We still believe this is possible. AI has demonstrated a wide array of human-like qualities emergently – e.g. early LLMs got angry and impatient until we taught them otherwise.
AI doesn’t necessarily need to impersonate humans perfectly to have great value. For example, a somewhat robotic task-orientated AI, tasked with using a screen reader to complete a form on a website, can still identify issues where it fails to work, or took more steps than would seem reasonable. But we anticipate more accurate psychological modeling will ultimately unlock greater levels of accuracy, and therefore value.
Objection: This is impossible
Bear in mind the technology we are describing does not currently exist.

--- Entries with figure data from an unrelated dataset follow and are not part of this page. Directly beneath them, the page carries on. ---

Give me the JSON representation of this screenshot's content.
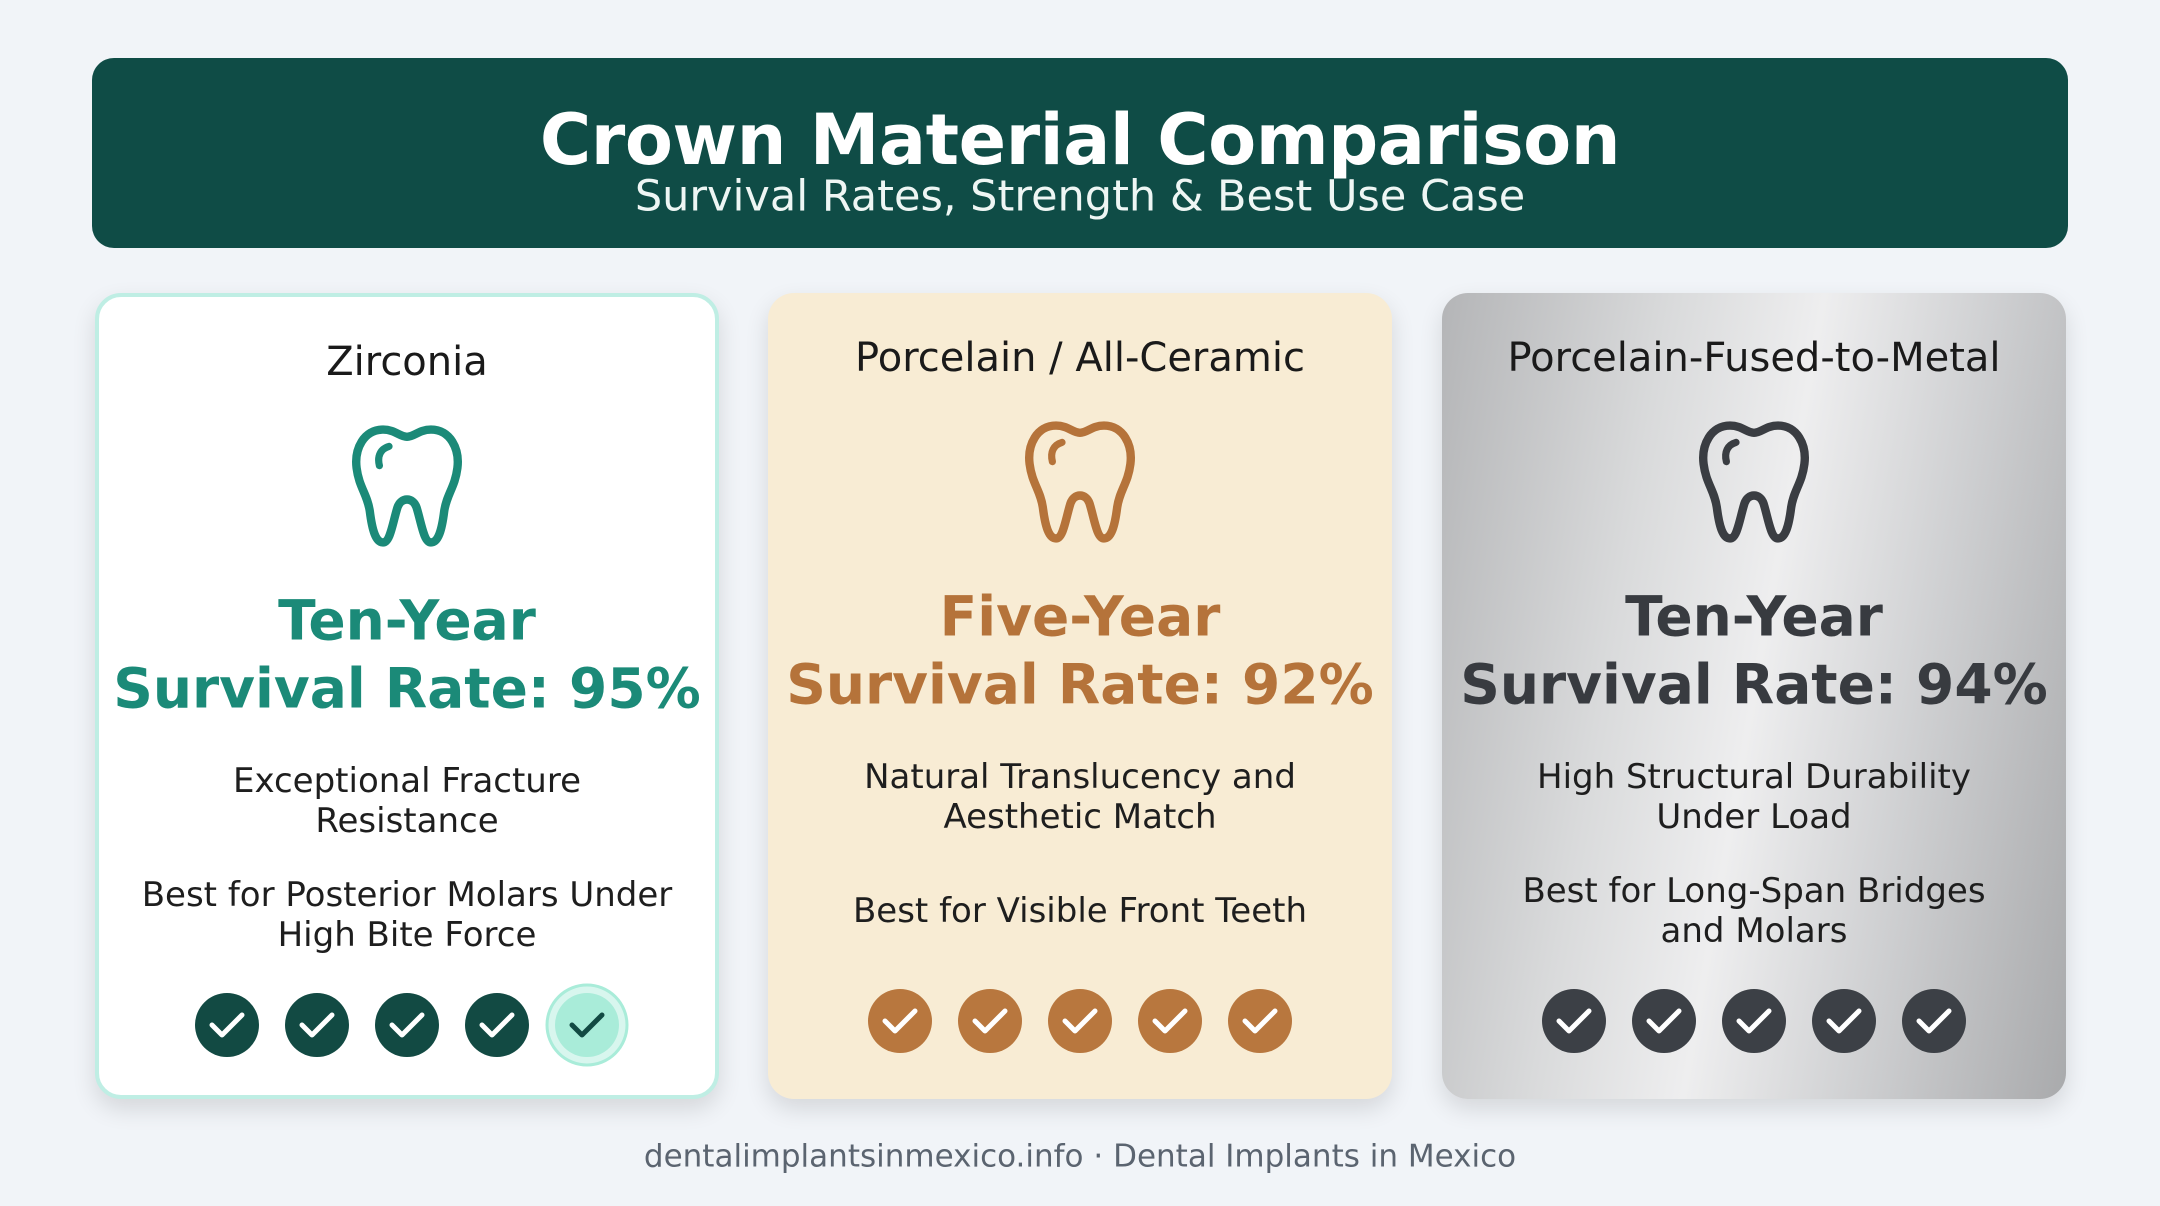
{
  "header": {
    "title": "Crown Material Comparison",
    "subtitle": "Survival Rates, Strength & Best Use Case"
  },
  "cards": [
    {
      "title": "Zirconia",
      "heading": "Ten-Year",
      "rate": "Survival Rate: 95%",
      "feature": [
        "Exceptional Fracture",
        "Resistance"
      ],
      "best_for": [
        "Best for Posterior Molars Under",
        "High Bite Force"
      ]
    },
    {
      "title": "Porcelain / All-Ceramic",
      "heading": "Five-Year",
      "rate": "Survival Rate: 92%",
      "feature": [
        "Natural Translucency and",
        "Aesthetic Match"
      ],
      "best_for": [
        "Best for Visible Front Teeth"
      ]
    },
    {
      "title": "Porcelain-Fused-to-Metal",
      "heading": "Ten-Year",
      "rate": "Survival Rate: 94%",
      "feature": [
        "High Structural Durability",
        "Under Load"
      ],
      "best_for": [
        "Best for Long-Span Bridges",
        "and Molars"
      ]
    }
  ],
  "footer": "dentalimplantsinmexico.info · Dental Implants in Mexico"
}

We believe it’s 1-2 hops away on the tech tree, as of Jan 2025, but its not here yet.
Everything here may read like science fiction, but about 6 months ago so was seamless personable voice-to-voice communication with a PhD-level intelligence on your phone.
Today affordable AI can write impressive songs, deliver podcasts, make cinematic video, and outperform all but the top 175 competitive programmers in the world, all in 2024. The largest tech companies have all invested unprecedented amounts into building the next generations of AI in 2025 and beyond.
Breakthroughs are happening at such velocity, that the average predictions for what comes next almost have to sound absurd to be grounded.
The future that we want
Imagine a future where every website is accessible from the moment it’s published.
AI ensures accessibility, understanding diverse and nuanced user perspectives, and automatically corrects errors—without anyone needing to lift a finger.
There is only one way for accessibility to become normal: it must become dramatically faster, cheaper, and easier.
It’s not nice to say it, but current accessibility is often in tension with the desire to build and ship things. Unless we change something, accessibility will only apply to organizations who can afford it. That’s not good enough.
Silktide will be unlikely to achieve this change alone – we need and anticipate massive changes in AI and how every part of web development occurs.
But we are betting that now is the time to make it happen.